Page 46 of Tarnished Queen

“You,” I hiss. I’m too tired to make it sound really vicious the way I’d like to.

He looks over at me, one eyebrow arched lazily. For the first time, I notice the shallow glass in his grip. The amber liquid in it sloshes as he turns to me. “Did you two ladies cry it out and make friends again?”

My face does feel puffy. Anytime I cry, my eyes turn red and my skin goes blotchy for hours afterward. I swipe at my eyes. “These are happy tears, you asshole. Because, despite the damage you caused, I managed to fix things with my sister.”

Nikolai sits up, as unbothered as ever. “Great. So you’ll be good to go to the seamstress with me tomorrow.”

Of all the things I expected him to say, that wasn’t one of them. It takes me a few seconds to even process what he said. “You want to go to a… a seamstress?”

“‘Want’ is a strong word. But you’re going to wear a wedding dress to our wedding, so there isn’t much choice.”

I blink at him. “Are you serious right now?”

“Does it seem like a joke?” he asks. “Because it wouldn’t be very funny.”

Nikolai is relaxed in a way I’ve never seen before. The alcohol seems to have taken the sharp edge off of his anger. It should make me feel better, but instead, I’m nervous.

I prefer the devil I know over the devil I don’t.

“You actually think I’m going through with this wedding? After you gave me that piss-poor excuse for a proposal and then traumatized my sister by dumping all of our baggage on her without warning?”

He snorts. “She’s fine.”

“Don’t tell me she’s fine when you don’t even know her.”

His glazed eyes narrow. “I know you, Belle Dowan. And if your sister wasn’t fine, you’d still be in there talking to her.”

Okay, I have to give him that one. He’s right.

But that doesn’t change anything. If anything, it makes everything worse.

“Maybe she is fine,” I admit. “But I’m not.”
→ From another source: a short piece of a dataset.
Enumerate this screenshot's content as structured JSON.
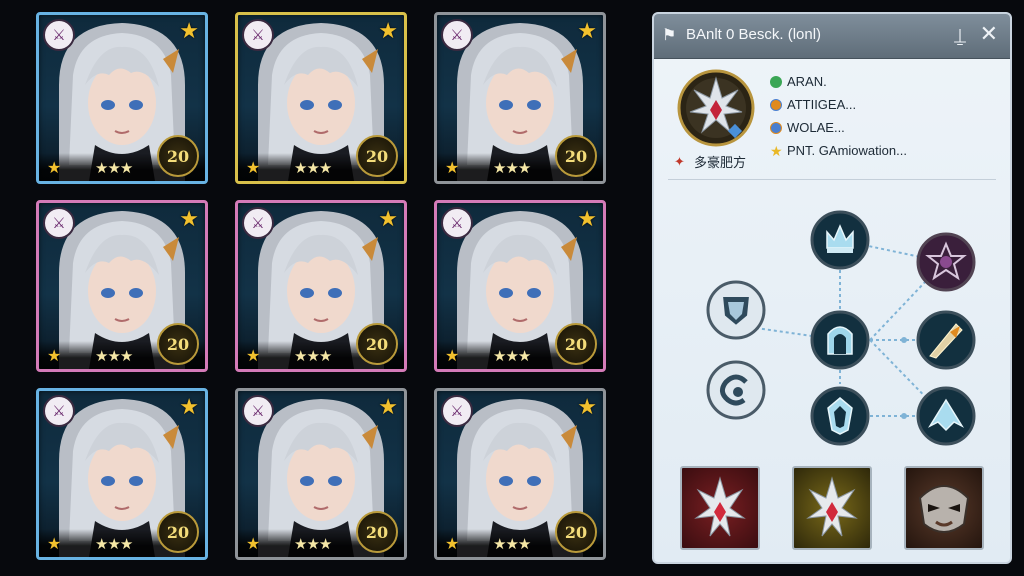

“Do we need couples counseling before we’re even a couple?” he asks in a mocking voice.

“You say that as if we aren’t two of the most screwed-up people on the planet. Considering you’re trying to force me into this marriage, yeah, I’d say we are in need of some counseling at the very least.”

“Well,” he muses, “by the time we do the dress, the catering, the ice sculptures, the fire-eaters, and the honeymoon, I’m afraid we won’t have time for therapy.”

He’s teasing me. Toying with me. Refusing to rise to my level of anger.

And it’s driving me crazy.

Which must be the reason I cross the room in a fury and slap his drink out of his hand. “I’m being serious, Nikolai! Stop being an asshole and talk to—”

Suddenly, Nikolai lunges to his feet, grabs my wrist, and spins me around. He presses me into the mattress and hovers over me, his knee wedged between my legs. It all happens in the span of time between one blink and the next.

“You lost the chance to collaborate with me,” he snarls softly in my face, his breath rich with whiskey. “I took care of you and your sister at every turn, and you betrayed me. You chose to work with my enemy. You chose to willingly run into the arms of someone who wanted both of us dead.”

“But I didn’t know—”

“Exactly,” he interrupts. “You didn’t know, Belle. You don’t know anything. You don’t know what my world is like, you don’t know what I’m capable of, and you damn sure don’t know what kind of dangers are waiting for you out there. You don’t know a fucking thing.”

With every word out of his mouth, my anger drains out of me. He’s angry, but beneath it is a thread of sincerity I’ve never heard from him before. A choked tension I’ve rarely seen.

I’m not sure what to make of it.

“When you have the freedom to choose for yourself, you choose wrong, time and time again. You go off and nearly get yourself—” He blows out a frustrated breath. “So you don’t get a choice in this. We are getting married.”